- Education: Ph.D. in Economics
- Alma mater: University of Versailles Saint Quentin, France
- Occupations: Associate Professor, Politician
- Known for: Minister of Environment and Sustainable Development, Madagascar

= Baomiavotse Vahinala Raharinirina Douguet =

Malagasy academic

Baomiavotse Vahinala Raharinirina is an associate professor at the University of Fianarantsoa and a political figure from Madagascar.

== Biography ==
Baomiavotse Vahinala Raharinirina holds a Ph.D. in Economics and a Master's degree (DEA) in Integrated Social and Territorial Economic Development. Since April 2023, she has served as Special Advisor to the President of Madagascar for Economic Affairs and the Private Sector. Previously, she was Chief of Staff to the President of Madagascar from March 2022 to April 2023. During the cabinet reshuffle of the Ntsay Government on January 29, 2020, she was appointed Minister of Environment and Sustainable Development.

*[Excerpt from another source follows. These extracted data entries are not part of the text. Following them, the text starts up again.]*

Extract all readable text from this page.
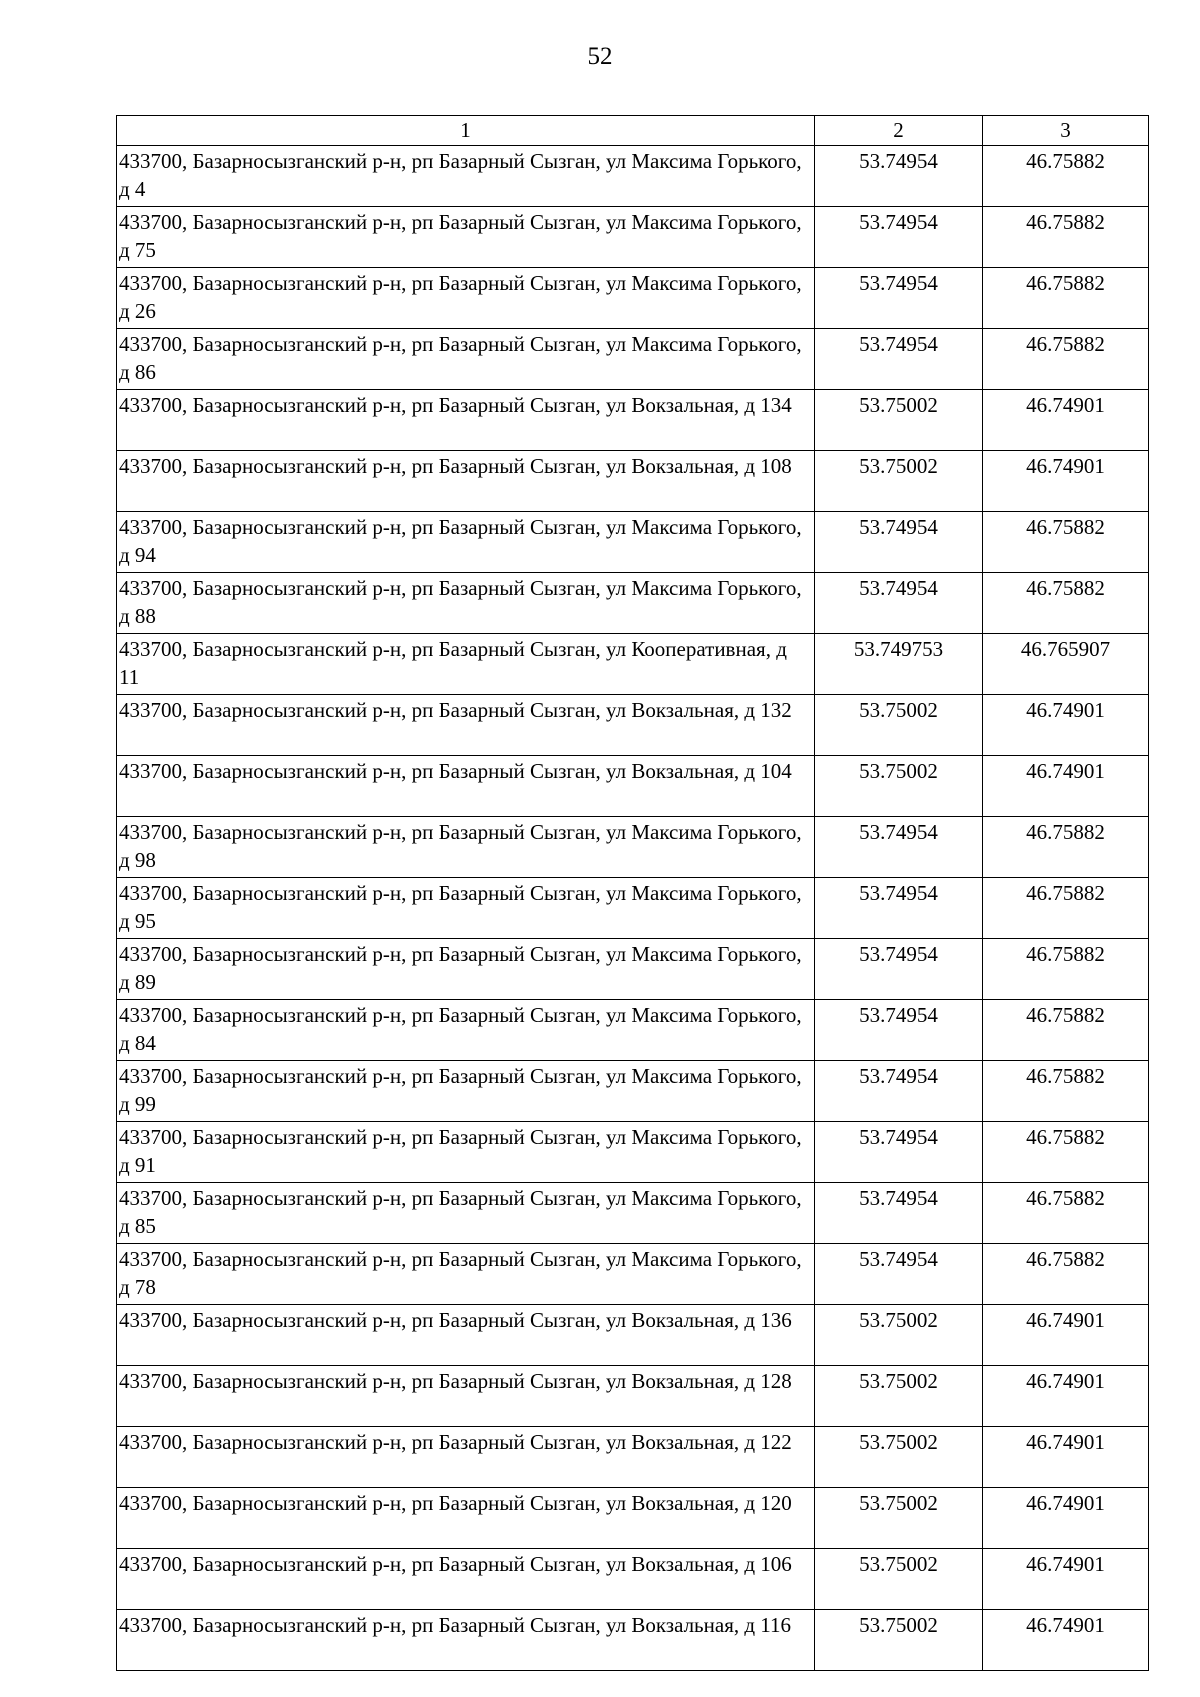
52
1	2	3
433700, Базарносызганский р-н, рп Базарный Сызган, ул Максима Горького, д 4	53.74954	46.75882
433700, Базарносызганский р-н, рп Базарный Сызган, ул Максима Горького, д 75	53.74954	46.75882
433700, Базарносызганский р-н, рп Базарный Сызган, ул Максима Горького, д 26	53.74954	46.75882
433700, Базарносызганский р-н, рп Базарный Сызган, ул Максима Горького, д 86	53.74954	46.75882
433700, Базарносызганский р-н, рп Базарный Сызган, ул Вокзальная, д 134	53.75002	46.74901
433700, Базарносызганский р-н, рп Базарный Сызган, ул Вокзальная, д 108	53.75002	46.74901
433700, Базарносызганский р-н, рп Базарный Сызган, ул Максима Горького, д 94	53.74954	46.75882
433700, Базарносызганский р-н, рп Базарный Сызган, ул Максима Горького, д 88	53.74954	46.75882
433700, Базарносызганский р-н, рп Базарный Сызган, ул Кооперативная, д 11	53.749753	46.765907
433700, Базарносызганский р-н, рп Базарный Сызган, ул Вокзальная, д 132	53.75002	46.74901
433700, Базарносызганский р-н, рп Базарный Сызган, ул Вокзальная, д 104	53.75002	46.74901
433700, Базарносызганский р-н, рп Базарный Сызган, ул Максима Горького, д 98	53.74954	46.75882
433700, Базарносызганский р-н, рп Базарный Сызган, ул Максима Горького, д 95	53.74954	46.75882
433700, Базарносызганский р-н, рп Базарный Сызган, ул Максима Горького, д 89	53.74954	46.75882
433700, Базарносызганский р-н, рп Базарный Сызган, ул Максима Горького, д 84	53.74954	46.75882
433700, Базарносызганский р-н, рп Базарный Сызган, ул Максима Горького, д 99	53.74954	46.75882
433700, Базарносызганский р-н, рп Базарный Сызган, ул Максима Горького, д 91	53.74954	46.75882
433700, Базарносызганский р-н, рп Базарный Сызган, ул Максима Горького, д 85	53.74954	46.75882
433700, Базарносызганский р-н, рп Базарный Сызган, ул Максима Горького, д 78	53.74954	46.75882
433700, Базарносызганский р-н, рп Базарный Сызган, ул Вокзальная, д 136	53.75002	46.74901
433700, Базарносызганский р-н, рп Базарный Сызган, ул Вокзальная, д 128	53.75002	46.74901
433700, Базарносызганский р-н, рп Базарный Сызган, ул Вокзальная, д 122	53.75002	46.74901
433700, Базарносызганский р-н, рп Базарный Сызган, ул Вокзальная, д 120	53.75002	46.74901
433700, Базарносызганский р-н, рп Базарный Сызган, ул Вокзальная, д 106	53.75002	46.74901
433700, Базарносызганский р-н, рп Базарный Сызган, ул Вокзальная, д 116	53.75002	46.74901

Prior to her political career in Madagascar, from 2009 to 2015, she was a lecturer at the University of Versailles Saint Quentin in France, and in Malagasy higher education institutions. She was a researcher for the European Commission from February 2012 to March 2015, working on environmental justice research projects. From 2015 to 2017, she served as Educational Director at the Terra Institute, and subsequently as a Corporate Social Responsibility (CSR) consultant from May 2018 to January 2020.